One major obstacle with learning literate programming, and the rest of this training programme is that the sheer amount of technical terms aka jargons confuses a researcher who codes but is not primarily in the field of computing and statistics. Here is a glossary that contains the terms that you might have come across with. If this looks Greek to you, don’t worry, come back to this after you have covered the next two chapters.
- RStudio: Some poeple equate RStudio (the IDE) with R (the programming language), because they have been using RStudio the whole time to code in R, even though such equivalence is technically inaccurate. They cannot be blamed, however, because RStudio is arguably the best IDE for R, and there is growing support for other languages such as Julia, Python, C++, etc. And yes, you can write Quarto and Markdown documents in RStudio. The company that created RStudio has recently been renamed Posit, as the IDE becomes more agnostic on the programming language.

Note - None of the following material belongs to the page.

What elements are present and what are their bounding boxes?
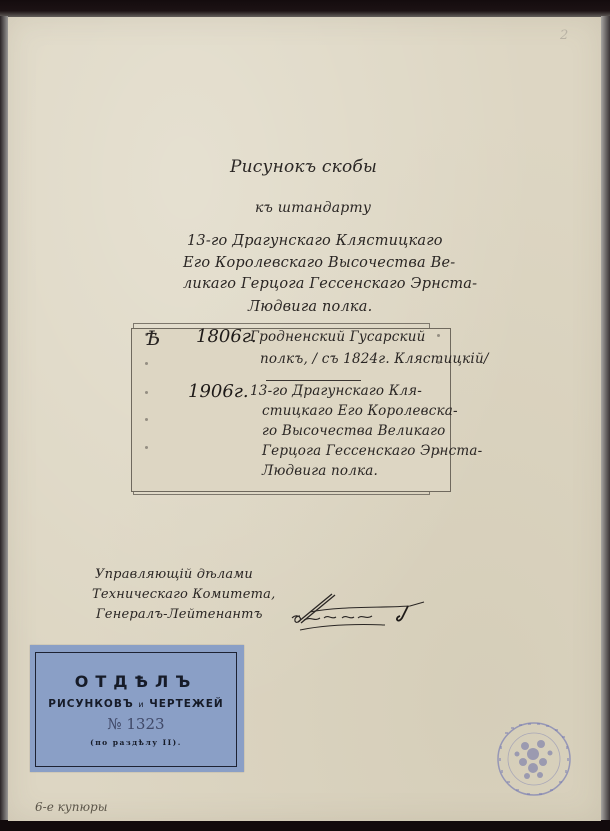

- Rmarkdown: The predecessor of Quarto, and essentially R + Markdown. There is another slightly inaccurate equivalence between Markdown and Rmarkdown. In short, an Markdown document is also an Rmarkdown document, but the converse is not true.
- pandoc: The description on its official page cannot be more precise: it is a universal document converter. This is the magic that creates the deliverable in multiple formats. You do not need to know how to work with pandoc directly, because RStudio takes care of it in the background.